Verwandt ist dieses Tischlein mit dem Töpfchen aus dem "süßen Brei", das auf Befehl Brei kocht und damit erst aufhört, wenn man "Töpfchen, steh!" befiehlt. Typisch Märchen: Jemand vergisst diesen einfachen Stopp-Befehl und eine ganze Stadt wird von süßem Brei überschwemmt.

 

Gefähliche Herbergen

 

Gasthäuser und Herbergen kommen bei den Brüdern Grimm nicht besonders gut weg - Diebe und Mörderbanden warten dort auf die Reisenden. So ist es kein Wunder, dass der Herrgott, wenn er in den Märchen auf Erden wandelt, ein Privatquartier sucht - wie in "Der Arme und der Reiche": Zunächst fragt bei einem wohlhabenden Mann an, doch der Reiche weist ihn schroff ab, so dass Gott bei einem Armen Unterschlupf findet. Hier gibt es nichts weiter als Kartoffeln und Ziegenmilch, doch allen mundet das Essen sehr gut.

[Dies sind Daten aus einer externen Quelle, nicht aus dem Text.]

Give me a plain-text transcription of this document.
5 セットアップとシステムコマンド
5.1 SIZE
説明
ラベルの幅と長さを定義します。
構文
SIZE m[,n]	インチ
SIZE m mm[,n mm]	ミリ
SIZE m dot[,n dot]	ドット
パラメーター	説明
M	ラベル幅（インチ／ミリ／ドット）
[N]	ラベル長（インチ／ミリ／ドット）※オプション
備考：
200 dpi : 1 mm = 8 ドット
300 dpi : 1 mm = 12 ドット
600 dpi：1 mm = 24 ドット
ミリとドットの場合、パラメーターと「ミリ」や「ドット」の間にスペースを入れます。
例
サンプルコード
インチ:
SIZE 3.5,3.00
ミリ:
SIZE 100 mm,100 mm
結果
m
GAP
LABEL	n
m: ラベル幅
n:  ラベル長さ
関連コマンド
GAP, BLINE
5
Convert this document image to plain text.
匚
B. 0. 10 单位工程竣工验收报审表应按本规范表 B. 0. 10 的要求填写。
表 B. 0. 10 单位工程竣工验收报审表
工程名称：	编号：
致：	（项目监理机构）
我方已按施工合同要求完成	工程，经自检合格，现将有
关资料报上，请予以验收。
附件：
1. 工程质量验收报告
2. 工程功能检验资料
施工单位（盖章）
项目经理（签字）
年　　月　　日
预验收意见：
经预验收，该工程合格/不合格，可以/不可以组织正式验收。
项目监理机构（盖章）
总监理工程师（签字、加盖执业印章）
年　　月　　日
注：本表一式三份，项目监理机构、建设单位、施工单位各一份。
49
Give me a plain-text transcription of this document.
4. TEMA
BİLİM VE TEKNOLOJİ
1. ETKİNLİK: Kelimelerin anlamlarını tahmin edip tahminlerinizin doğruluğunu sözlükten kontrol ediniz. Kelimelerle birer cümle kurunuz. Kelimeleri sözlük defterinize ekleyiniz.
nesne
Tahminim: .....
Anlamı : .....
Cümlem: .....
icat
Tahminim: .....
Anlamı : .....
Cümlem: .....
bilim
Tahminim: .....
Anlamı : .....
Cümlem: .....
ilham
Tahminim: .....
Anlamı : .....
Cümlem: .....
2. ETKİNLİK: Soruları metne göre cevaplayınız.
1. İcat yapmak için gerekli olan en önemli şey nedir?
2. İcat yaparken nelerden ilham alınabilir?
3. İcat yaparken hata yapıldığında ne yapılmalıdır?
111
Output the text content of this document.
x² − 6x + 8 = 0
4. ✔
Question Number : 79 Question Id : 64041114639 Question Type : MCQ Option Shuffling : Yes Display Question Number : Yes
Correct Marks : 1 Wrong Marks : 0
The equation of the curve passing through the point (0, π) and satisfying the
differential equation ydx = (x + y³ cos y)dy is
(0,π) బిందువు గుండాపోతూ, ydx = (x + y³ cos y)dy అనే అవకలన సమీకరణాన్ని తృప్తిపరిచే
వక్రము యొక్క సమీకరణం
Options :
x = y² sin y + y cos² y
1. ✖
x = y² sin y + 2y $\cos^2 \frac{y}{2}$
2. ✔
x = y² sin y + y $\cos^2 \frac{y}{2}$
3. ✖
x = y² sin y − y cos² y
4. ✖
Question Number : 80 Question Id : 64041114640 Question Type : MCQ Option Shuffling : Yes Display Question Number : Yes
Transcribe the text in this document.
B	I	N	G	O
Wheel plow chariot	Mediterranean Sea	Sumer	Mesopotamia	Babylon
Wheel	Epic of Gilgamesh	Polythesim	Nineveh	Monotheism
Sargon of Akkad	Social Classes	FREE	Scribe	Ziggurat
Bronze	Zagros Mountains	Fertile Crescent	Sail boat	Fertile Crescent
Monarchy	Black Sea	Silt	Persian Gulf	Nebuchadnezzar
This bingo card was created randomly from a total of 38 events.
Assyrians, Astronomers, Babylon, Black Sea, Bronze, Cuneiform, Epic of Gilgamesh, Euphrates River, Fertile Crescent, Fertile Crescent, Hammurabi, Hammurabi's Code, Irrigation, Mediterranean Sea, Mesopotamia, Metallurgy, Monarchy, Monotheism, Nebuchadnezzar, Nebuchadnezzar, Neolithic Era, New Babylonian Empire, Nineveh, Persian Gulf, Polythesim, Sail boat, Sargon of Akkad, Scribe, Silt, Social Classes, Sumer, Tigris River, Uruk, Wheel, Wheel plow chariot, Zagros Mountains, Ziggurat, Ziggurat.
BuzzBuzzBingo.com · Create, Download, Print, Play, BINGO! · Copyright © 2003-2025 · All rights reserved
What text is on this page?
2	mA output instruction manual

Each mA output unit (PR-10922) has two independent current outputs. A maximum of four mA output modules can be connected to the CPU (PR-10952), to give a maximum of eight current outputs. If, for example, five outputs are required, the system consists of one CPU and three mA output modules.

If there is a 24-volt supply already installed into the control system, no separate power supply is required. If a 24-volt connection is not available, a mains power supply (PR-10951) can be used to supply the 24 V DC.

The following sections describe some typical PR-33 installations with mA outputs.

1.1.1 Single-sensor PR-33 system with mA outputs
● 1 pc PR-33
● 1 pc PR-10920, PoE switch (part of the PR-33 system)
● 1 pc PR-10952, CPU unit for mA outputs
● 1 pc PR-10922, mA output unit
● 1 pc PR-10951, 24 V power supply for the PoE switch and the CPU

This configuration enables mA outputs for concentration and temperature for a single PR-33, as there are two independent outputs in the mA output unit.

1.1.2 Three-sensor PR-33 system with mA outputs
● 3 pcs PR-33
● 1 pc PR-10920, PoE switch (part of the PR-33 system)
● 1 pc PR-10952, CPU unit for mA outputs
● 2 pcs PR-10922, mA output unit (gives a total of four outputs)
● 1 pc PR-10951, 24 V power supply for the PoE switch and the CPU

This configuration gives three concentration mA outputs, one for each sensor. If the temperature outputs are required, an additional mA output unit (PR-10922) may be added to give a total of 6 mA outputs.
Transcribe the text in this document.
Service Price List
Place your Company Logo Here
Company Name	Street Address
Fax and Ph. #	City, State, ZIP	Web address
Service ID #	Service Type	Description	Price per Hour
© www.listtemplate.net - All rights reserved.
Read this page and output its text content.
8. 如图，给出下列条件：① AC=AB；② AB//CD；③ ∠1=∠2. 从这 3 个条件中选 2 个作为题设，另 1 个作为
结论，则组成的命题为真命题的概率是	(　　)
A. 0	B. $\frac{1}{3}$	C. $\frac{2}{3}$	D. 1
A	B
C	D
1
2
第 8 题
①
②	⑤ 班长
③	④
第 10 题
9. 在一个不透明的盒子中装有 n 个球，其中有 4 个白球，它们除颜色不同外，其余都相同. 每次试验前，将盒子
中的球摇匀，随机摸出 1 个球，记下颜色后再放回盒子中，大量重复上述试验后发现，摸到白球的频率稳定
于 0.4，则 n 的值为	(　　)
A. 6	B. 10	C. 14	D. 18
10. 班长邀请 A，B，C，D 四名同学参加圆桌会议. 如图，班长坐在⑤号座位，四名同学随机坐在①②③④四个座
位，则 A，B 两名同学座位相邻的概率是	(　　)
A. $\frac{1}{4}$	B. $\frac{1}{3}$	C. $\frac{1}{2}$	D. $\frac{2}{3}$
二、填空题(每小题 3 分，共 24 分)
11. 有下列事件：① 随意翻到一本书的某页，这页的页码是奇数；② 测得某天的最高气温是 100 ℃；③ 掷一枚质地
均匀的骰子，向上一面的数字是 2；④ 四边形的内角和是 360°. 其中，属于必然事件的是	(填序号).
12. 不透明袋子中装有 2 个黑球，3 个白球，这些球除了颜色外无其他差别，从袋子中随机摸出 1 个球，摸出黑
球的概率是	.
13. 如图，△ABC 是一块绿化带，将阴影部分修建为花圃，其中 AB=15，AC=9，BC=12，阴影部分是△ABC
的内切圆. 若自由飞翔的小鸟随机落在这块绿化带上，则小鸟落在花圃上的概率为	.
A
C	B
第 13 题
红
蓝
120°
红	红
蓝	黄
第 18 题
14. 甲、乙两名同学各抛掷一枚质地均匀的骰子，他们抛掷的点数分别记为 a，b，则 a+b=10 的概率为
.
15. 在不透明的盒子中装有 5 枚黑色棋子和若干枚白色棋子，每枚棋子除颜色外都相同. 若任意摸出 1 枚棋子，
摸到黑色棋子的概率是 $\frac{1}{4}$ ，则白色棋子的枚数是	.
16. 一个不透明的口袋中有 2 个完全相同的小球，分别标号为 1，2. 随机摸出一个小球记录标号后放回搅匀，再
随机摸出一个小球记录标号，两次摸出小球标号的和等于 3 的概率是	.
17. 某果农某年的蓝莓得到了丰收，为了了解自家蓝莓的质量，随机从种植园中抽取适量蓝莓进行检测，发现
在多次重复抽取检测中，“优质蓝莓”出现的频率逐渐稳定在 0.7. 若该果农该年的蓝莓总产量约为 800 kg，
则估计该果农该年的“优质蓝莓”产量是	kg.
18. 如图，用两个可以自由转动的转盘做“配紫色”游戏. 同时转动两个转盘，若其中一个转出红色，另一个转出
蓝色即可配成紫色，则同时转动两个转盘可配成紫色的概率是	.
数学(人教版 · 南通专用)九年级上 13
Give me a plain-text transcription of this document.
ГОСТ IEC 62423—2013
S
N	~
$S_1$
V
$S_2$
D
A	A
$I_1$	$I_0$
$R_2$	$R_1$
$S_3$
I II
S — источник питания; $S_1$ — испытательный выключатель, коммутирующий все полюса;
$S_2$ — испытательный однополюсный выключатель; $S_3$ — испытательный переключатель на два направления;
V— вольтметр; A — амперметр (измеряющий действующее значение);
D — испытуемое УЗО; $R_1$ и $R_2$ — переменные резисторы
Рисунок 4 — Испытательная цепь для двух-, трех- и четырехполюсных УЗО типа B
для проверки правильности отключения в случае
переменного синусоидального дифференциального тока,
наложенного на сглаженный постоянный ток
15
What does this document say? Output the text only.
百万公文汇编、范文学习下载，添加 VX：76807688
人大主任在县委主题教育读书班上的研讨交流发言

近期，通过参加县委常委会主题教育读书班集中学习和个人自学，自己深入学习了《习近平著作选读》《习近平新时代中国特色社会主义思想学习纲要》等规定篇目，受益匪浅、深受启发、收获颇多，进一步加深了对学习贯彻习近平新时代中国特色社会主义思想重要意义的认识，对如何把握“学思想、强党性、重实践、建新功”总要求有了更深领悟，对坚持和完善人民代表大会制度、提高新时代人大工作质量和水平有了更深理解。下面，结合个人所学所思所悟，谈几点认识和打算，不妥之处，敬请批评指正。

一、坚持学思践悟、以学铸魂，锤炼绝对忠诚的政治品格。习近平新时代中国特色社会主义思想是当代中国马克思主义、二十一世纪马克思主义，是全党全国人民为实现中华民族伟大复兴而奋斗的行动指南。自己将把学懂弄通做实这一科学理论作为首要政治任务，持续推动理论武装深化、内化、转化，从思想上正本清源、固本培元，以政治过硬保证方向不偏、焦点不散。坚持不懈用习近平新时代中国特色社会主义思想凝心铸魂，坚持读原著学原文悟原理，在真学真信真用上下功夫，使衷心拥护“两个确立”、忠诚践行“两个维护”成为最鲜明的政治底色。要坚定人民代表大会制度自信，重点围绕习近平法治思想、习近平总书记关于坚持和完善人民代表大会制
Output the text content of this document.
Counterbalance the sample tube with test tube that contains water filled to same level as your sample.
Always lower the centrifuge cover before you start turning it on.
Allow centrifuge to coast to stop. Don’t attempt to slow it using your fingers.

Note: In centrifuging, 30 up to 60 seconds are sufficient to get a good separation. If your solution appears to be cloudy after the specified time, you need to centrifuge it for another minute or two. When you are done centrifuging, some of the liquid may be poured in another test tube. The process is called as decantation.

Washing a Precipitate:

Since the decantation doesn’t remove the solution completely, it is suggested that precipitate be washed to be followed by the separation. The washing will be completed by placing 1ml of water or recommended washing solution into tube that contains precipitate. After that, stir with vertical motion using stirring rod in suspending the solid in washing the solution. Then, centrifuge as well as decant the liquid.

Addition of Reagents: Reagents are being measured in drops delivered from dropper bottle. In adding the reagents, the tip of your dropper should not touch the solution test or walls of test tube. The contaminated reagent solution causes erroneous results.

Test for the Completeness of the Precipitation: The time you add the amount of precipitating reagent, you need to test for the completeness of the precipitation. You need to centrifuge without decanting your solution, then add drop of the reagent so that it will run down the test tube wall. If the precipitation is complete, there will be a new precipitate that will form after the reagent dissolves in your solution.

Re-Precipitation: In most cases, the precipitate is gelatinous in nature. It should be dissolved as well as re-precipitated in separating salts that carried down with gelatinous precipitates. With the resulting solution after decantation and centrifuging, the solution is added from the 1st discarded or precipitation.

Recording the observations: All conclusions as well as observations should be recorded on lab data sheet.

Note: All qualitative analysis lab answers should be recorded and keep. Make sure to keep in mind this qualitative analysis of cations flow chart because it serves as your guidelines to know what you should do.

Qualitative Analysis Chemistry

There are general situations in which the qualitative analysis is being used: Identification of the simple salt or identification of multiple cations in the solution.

Klar, dass der Arme belohnt und der Reiche bestraft wird.

 

Das Grimm-Menü

 

Bei den Grimms finden sich also genug Speisen für ein märchenhaftes Menü, das so aussehen könnte: Als ersten Gang gibt es eine feine Brotsuppe à la Allerleihrau, gefolgt von Rebhuhn nach Art des Gestiefelten Katers. Als Hauptgericht wird als Tischleindeckdich-Topf gesottenes und gebratenes Rindfleisch serviert, selbstverständlich mit einem guten Rotwein dazu. Und zum Nachtisch gibt's natürlich süßen Brei - solange, bis jemand "Töpfchen, steh!" sagt.